Price, an Austin resident, graduated with honors from the Texas College of Osteopathic Medicine and interned at the Fort Worth Osteopathic Medical Center.
Larry and his wife Michelle are parents of three sons – Stephen, a geologist in Tulsa; Jason, a clinical specialist for a medical device company; and Justin, a medical student in Temple.
Emma Roberson (Posthumous)
If students didn’t learn in Emma Roberson’s Granbury High School math class, they probably weren’t paying attention.
The use of props and other innovative teaching methods made Roberson one of the best teachers in GHS history.
“Best teacher ever!” praised Sandra Godwin who nominated her mentor for the Alumni Hall of Fame. “She is the reason I am a math teacher!”
Godwin has taught math 44 years.
The Granbury school district named a school in Roberson’s honor, Emma Roberson Elementary.
Roberson, who died in 1990 at the age 84, began teaching in 1925. She taught at Edna Hill, Wilson, Alexander, Seagraves and Granbury for 45 years.

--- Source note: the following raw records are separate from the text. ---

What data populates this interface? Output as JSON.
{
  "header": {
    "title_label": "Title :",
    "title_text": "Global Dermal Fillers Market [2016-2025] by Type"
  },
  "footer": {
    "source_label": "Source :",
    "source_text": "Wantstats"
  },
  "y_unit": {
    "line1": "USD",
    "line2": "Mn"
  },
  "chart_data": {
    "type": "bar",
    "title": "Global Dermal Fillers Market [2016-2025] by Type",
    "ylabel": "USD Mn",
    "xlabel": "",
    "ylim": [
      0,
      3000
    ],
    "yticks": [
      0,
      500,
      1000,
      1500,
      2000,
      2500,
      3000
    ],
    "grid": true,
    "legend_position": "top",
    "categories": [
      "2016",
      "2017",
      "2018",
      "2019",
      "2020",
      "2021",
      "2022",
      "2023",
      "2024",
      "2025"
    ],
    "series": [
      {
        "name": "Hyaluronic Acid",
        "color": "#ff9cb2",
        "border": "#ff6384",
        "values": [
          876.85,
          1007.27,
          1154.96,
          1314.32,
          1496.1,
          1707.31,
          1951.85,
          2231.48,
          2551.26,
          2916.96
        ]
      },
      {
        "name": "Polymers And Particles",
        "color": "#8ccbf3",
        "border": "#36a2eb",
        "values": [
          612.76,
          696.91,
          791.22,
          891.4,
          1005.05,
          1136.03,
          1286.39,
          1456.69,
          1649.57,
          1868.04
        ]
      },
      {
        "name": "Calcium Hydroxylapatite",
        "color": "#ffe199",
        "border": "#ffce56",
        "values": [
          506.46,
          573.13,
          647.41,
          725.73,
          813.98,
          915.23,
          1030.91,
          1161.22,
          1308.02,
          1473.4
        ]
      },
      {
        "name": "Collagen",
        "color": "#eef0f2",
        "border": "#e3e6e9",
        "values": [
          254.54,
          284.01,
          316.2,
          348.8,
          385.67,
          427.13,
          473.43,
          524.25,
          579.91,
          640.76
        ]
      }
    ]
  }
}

In 1936 and 1937 she taught the last two years of school held in the deCordova Bend School.
Roberson taught math 35 years. In addition to teaching in Granbury schools, she also served as principal, UIL slide rule and number sense coach and girls basketball coach.
She was born on Feb. 25, 1906, in Edna Hill (near Dublin) and married Clyde Roberson on Dec. 21, 1929. They moved to Granbury in 1942 with their daughter Winnie. Clyde was a Granbury barber; Winnie also taught in Granbury schools for several decades.
Roberson’s dedication to her students is reflected in a 1981 letter to the editor she wrote after attending a class reunion.
“My 45 years of teaching have given me a storehouse of memories that I cherish. I loved and appreciated my students while I was teaching and still do. Thanks to each of you who gave me the challenge to try to give you what you needed to succeed in all areas of life.”